ЖАЛЭЗ И ЖЮЛЬЕТА ВСТРЕЧАЮТСЯ
 
   В четверг 24 декабря, в день свидания с Жюльетой, у Жалэза к полудню установилось превосходное расположение духа.
   В эту ночь он хорошо спал. Уже не помнил в подробностях своих снов. Но сохранил о них весьма бодрящее общее впечатление: длинные ряды приключений, связных и оживленных, по какому-то чуду неизменно интересное действие, даже при банальных перипетиях. (Был момент, когда он очутился в какой-то лавке с приятелем. Может быть, с Жерфаньоном.
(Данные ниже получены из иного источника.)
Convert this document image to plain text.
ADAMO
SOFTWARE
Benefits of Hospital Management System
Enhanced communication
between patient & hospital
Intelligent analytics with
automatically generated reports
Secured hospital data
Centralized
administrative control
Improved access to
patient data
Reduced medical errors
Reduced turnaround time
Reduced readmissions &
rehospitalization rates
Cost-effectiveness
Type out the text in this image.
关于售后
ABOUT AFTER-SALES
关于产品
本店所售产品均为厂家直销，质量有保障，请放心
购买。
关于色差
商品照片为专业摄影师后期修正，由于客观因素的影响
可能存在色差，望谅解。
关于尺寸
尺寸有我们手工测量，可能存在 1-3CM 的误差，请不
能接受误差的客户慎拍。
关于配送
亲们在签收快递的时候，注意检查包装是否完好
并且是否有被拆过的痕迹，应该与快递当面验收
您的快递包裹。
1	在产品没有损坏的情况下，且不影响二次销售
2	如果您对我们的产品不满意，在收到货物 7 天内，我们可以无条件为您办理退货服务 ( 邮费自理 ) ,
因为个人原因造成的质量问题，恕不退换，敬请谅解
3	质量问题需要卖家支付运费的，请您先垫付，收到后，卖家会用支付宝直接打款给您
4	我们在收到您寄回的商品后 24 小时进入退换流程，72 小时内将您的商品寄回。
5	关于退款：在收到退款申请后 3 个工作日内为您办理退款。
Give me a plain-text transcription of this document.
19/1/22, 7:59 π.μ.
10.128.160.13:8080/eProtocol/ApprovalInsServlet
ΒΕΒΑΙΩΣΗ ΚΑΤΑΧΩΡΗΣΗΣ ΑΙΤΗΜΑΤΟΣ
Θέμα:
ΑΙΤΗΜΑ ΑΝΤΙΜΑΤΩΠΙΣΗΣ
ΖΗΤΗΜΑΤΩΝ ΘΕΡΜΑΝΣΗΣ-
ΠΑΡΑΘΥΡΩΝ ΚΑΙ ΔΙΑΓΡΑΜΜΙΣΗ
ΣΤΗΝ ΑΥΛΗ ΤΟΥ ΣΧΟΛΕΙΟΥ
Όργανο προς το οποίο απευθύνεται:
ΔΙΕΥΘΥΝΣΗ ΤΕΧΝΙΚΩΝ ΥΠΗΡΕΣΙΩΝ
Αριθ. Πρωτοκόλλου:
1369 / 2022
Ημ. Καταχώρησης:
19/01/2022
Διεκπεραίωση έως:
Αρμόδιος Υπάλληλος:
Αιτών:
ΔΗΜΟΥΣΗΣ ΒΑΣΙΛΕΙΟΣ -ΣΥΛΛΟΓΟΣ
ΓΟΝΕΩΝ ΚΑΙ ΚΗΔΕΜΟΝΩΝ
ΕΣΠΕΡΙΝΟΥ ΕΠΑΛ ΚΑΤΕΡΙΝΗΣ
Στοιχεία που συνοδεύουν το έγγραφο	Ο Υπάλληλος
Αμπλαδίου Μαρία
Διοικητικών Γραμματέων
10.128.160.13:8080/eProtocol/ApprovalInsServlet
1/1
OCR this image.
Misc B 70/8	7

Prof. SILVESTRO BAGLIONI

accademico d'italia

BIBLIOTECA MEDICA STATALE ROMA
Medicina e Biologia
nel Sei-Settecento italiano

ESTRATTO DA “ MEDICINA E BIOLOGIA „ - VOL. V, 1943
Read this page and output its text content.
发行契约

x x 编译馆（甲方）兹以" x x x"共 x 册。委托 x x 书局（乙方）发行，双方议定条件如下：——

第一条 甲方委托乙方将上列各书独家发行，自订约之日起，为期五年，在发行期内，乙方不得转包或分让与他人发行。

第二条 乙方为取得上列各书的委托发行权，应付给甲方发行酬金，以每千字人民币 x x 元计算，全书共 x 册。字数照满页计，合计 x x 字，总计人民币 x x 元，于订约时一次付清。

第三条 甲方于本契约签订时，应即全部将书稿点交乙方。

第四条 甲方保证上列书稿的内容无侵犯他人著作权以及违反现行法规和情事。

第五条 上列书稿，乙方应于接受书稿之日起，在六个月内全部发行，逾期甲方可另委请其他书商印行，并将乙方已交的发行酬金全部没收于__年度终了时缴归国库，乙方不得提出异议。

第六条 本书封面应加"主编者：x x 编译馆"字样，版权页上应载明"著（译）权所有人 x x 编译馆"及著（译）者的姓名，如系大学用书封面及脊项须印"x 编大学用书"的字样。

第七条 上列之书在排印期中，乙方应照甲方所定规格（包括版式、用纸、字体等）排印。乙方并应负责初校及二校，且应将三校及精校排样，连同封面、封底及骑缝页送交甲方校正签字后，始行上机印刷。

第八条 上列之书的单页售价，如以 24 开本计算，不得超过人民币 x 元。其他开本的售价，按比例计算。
Ничего не происходило иного, чем в обыкновенной лавке; но зрелище было чудесно привлекательным; напряженно поджидалось каждое следующее мгновение; как в театре. Отчего в подлинной жизни, когда она показывает нам одни и те же вещи, мы дарим ей только долю скучающего внимания?) Были также разговоры, очень внятные, звучные и быстрые. Большие пространства. Взад и вперед снующие товарищи. Много воздуха. Затруднения; но не было борьбы с препятствием; не было того ритма тревоги и неудачи, который некоторым рядам сновидений придает сходство с пляской или бегом надломленной жизни. Кое-какие сладострастные видения, дружески примешавшиеся к остальным. Соприкосновения. Интимное и пленительное слияние с чужою плотью, при совершенно благопристойном участии в событиях, представляющих живой и общий интерес, непрерывно вовлекающих тебя в сношения с корректными людьми.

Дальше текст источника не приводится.